I know, kind of old thread. 
But crossroads boers, you mentioned alfalfa, should I get just alfalfa or get the pellets? 
Kinda curious if one will work better?


----------



## OwnedByTheGoats (Mar 7, 2013)

I think they are the same thing, so get the one that's cheaper.


----------



## emilieanne (Oct 15, 2012)

Thanks owned by the goats! 

I figured it would be the same. 
Haha think I'm gunna get the pellets and feed em to her along with her feed! Don't put then for free choice right? 
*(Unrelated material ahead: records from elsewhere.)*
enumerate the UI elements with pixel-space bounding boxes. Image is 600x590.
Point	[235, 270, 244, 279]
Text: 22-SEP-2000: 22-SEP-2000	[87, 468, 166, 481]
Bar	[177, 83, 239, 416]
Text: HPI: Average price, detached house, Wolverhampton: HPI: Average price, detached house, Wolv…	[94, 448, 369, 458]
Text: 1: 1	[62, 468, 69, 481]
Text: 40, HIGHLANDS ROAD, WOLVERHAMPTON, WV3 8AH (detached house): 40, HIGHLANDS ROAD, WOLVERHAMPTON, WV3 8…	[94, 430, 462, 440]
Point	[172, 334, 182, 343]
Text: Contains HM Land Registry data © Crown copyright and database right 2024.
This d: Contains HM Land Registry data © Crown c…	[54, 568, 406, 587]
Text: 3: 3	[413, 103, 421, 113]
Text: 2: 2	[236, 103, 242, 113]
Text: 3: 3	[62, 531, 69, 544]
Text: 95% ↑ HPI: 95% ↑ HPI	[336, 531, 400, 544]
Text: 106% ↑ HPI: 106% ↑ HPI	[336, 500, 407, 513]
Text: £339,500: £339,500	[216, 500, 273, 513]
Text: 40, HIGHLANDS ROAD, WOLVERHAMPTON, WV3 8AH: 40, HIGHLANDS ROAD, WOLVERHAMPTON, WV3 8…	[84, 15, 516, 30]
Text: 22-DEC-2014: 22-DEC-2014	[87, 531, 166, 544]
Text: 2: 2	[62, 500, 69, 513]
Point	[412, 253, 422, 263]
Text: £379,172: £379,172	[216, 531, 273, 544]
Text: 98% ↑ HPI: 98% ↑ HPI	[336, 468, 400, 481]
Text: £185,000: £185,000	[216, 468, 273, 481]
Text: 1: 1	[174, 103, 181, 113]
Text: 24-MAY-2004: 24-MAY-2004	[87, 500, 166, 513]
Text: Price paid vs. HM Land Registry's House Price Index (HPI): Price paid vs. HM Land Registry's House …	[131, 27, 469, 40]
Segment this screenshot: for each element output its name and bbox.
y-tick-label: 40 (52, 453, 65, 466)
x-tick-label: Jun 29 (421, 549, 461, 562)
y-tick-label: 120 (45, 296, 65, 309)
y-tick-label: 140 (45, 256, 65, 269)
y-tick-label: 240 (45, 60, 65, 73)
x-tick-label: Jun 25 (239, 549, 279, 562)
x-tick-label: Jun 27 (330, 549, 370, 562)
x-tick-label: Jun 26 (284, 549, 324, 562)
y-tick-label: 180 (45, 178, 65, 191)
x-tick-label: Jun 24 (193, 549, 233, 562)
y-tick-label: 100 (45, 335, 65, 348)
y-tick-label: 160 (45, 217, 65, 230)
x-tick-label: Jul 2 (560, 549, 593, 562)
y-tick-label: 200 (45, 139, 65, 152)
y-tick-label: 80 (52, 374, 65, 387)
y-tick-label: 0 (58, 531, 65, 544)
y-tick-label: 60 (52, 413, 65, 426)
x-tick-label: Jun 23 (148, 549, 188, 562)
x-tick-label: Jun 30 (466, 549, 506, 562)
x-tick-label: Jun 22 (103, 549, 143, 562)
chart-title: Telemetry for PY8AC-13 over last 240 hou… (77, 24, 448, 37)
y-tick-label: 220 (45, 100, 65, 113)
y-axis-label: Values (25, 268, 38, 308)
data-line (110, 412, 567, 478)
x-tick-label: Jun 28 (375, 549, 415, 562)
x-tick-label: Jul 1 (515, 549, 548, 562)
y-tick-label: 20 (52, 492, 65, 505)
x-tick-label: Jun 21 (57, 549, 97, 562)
I mean, if it was just her I would but I have a doe that gains weight like NO TOMORROW! So, that should be alright, right? Haha


----------



## melissap (Mar 7, 2013)

Congrats! 

But not to me it's coming to my houseeee!


----------



## emilieanne (Oct 15, 2012)

Yes ma'am!(;


----------



## nancy d (Oct 5, 2007)

She is a very pretty doe! And young. 
Right now I have a few Boer/Nubs. They didnt bulk out till about 3 yrs. And it wasnt on purpose. Now these tanks have fat pockets bulging out of their elbows & they wont see another ring.


----------



## emilieanne (Oct 15, 2012)

nancy d said:


> She is a very pretty doe! And young.
> Right now I have a few Boer/Nubs. They didnt bulk out till about 3 yrs. And it wasnt on purpose. Now these tanks have fat pockets bulging out of their elbows & they wont see another ring.


Haha! 
See, I don't want mine that big!(; 
I just had a couple people suggest to me getting a lil more muscle on her when I get her. I don't think it'd hurt anything


----------



## OwnedByTheGoats (Mar 7, 2013)

emilieanne said:


> Thanks owned by the goats!
> 
> I figured it would be the same.
> Haha think I'm gunna get the pellets and feed em to her along with her feed! Don't put then for free choice right?
> ...


That is what I do. I never feed free choice alfalfa to any of my sheep or goats, mostly because they think it is double chocolate ice cream.


----------



## emilieanne (Oct 15, 2012)

OwnedByTheGoats said:


> That is what I do. I never feed free choice alfalfa to any of my sheep or goats, mostly because they think it is double chocolate ice cream.


Haha alright cool thank you!!!!


----------